Photo by Marvin T. Jones & Associates
Judy Franz, American Physical Society executive officer, greets Congressman Vernon J. Ehlers (R-MI 3rd) during the reception to celebrate the passage of the America COMPETES legislation.
Capping a 10-year science advocacy campaign, Congress last year finally passed landmark innovation legislation that President Bush quickly signed into law. The America COMPETES Act lays the groundwork for keeping the nation a global economic leader. Now the battle has shifted to making sure the authorization measure, which calls for improved science education, innovation and basic research, is fully implemented.
“We’ve got to get it funded,” said Congressman Vernon J. Ehlers (R-MI 3rd) a member of the House Science and Technology Committee, who has supported similar legislation for many years. Ehlers shared his remarks with nearly 200 supporters during a recent Capitol Hill reception lauding the bill’s passage.

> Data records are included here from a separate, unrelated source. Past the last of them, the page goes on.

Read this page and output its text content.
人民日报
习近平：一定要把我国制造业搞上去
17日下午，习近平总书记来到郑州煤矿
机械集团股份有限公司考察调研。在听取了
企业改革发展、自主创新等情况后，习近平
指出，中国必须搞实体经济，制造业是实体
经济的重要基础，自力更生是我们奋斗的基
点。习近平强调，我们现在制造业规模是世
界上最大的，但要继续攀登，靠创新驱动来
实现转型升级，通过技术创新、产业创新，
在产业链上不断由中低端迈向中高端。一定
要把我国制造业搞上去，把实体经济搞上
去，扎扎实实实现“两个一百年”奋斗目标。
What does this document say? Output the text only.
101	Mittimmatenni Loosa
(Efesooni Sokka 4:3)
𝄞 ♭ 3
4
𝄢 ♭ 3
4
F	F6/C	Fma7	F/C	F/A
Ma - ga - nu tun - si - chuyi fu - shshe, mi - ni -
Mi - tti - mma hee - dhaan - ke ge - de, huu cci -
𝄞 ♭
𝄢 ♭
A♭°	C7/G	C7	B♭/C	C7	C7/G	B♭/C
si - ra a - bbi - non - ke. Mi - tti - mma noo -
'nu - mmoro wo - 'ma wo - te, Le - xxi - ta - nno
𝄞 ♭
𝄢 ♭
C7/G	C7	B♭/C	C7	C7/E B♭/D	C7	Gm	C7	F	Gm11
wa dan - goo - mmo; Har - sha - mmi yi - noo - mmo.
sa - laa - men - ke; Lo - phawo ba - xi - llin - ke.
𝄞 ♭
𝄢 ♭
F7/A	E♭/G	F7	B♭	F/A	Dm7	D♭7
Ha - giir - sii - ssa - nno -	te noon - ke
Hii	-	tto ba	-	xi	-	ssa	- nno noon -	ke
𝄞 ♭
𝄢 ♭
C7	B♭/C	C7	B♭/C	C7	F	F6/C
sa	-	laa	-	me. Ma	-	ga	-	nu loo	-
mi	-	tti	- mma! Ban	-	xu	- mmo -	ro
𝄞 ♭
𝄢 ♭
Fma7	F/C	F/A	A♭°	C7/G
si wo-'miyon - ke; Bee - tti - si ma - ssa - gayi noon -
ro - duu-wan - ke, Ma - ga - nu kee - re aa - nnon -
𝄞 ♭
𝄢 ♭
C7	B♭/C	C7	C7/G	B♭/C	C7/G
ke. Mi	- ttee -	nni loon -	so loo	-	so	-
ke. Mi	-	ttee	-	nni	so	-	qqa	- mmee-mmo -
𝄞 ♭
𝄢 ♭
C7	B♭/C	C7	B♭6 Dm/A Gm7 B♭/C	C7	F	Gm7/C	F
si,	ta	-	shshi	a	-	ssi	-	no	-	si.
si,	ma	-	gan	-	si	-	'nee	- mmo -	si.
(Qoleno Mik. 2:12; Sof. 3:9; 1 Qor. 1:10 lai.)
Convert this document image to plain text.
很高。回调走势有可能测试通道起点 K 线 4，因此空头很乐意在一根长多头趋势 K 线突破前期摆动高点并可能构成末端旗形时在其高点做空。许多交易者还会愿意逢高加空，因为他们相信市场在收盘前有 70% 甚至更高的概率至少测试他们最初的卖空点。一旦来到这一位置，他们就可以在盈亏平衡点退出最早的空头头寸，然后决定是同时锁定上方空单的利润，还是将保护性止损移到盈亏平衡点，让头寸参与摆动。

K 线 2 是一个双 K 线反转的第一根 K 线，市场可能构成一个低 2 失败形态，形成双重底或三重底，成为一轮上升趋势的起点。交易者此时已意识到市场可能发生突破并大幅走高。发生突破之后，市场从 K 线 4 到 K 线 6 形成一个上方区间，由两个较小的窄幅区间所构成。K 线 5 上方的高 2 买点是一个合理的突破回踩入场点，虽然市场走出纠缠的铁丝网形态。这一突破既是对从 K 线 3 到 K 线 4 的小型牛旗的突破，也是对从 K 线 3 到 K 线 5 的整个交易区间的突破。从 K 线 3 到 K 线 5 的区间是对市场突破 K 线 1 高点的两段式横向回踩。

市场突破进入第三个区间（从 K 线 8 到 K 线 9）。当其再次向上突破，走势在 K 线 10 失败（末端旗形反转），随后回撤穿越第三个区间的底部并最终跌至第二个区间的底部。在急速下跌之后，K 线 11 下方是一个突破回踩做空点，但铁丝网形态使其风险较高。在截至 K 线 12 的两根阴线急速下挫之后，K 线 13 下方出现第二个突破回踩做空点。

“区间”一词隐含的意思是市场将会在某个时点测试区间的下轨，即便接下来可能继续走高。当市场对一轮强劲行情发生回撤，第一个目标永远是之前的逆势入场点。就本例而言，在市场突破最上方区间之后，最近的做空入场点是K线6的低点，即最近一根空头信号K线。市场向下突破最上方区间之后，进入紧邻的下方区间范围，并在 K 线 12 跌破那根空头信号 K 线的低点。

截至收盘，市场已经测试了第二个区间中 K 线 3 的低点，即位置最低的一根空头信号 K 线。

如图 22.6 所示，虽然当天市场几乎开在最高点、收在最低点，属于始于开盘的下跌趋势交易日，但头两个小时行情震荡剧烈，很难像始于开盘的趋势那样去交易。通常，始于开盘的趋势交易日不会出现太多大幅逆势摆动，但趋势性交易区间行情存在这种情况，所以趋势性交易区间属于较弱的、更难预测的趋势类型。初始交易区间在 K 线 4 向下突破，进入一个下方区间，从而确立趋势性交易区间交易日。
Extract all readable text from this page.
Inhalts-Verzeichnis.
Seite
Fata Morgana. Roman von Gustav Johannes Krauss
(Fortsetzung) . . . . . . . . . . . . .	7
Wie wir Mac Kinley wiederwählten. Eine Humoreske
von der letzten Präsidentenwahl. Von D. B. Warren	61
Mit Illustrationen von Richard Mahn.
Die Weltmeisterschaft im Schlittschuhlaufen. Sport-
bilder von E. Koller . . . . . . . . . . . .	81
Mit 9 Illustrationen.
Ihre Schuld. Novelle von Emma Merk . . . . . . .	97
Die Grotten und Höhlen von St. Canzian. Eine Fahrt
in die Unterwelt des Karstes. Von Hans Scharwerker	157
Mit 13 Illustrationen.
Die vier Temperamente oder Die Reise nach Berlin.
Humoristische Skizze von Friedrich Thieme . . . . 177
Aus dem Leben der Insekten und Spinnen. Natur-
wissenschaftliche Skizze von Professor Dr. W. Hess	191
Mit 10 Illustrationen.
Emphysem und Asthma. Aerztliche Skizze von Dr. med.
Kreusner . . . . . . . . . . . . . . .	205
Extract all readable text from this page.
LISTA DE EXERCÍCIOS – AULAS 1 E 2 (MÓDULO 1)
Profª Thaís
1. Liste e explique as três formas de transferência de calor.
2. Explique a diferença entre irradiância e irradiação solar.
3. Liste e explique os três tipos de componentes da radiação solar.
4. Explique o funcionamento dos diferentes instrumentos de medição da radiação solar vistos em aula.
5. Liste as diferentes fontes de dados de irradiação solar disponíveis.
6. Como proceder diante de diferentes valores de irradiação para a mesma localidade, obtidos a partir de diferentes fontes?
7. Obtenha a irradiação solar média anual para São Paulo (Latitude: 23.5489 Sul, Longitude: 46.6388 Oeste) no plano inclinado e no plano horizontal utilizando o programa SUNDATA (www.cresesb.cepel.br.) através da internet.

Michael Lubell, APS director of public affairs, who also addressed the enthusiastic crowd, noted that the effort by science societies to focus congressional attention on the competitiveness issue began in 1997, with the impetus of the late D. Allan Bromley, who had previously served as science adviser to President George H.W. Bush and later as APS president.
Lubell also noted that many members of Congress had played key roles during the intervening years. In addition to Ehlers, he cited the work of former Sens. Phil Gramm (R-TX) and Bill Frist (R-TN), Sens. Lamar Alexander (R-TN), Jeff Bingaman (D-NM), Pete V. Domenici (R-NM) and Joseph I. Lieberman (I-CT), Reps. Judy Biggert (R-IL 13th), Bart Gordon (D-TN 6th), Rush Holt (D-NJ 12th), George Miller (D-CA 7th) and House Speaker Nancy Pelosi (D-CA 8th).
“Without the extraordinary efforts in recent years by Craig Barrett, chairman of the board of Intel Corp., and Norm Augustine, retired CEO of Lockheed Martin,” Lubell said, “the legislation might never have been enacted into law.” Lubell also praised former Under Secretary of Commerce Mary Good for bringing American industry to the table.
The COMPETES Act authorizes the expenditure of $33.6 billion over seven years, including the doubling of funding for scientific agencies such as the Department of Energy Office of Science, the National Science Foundation and the National Institute of Standards and Technology.
Congressional members, their staffs and organizations from academia and industry attended the event sponsored by the Task Force on the Future of American Innovation. The Task Force advocates for increased federal support for research in the physical sciences and engineering.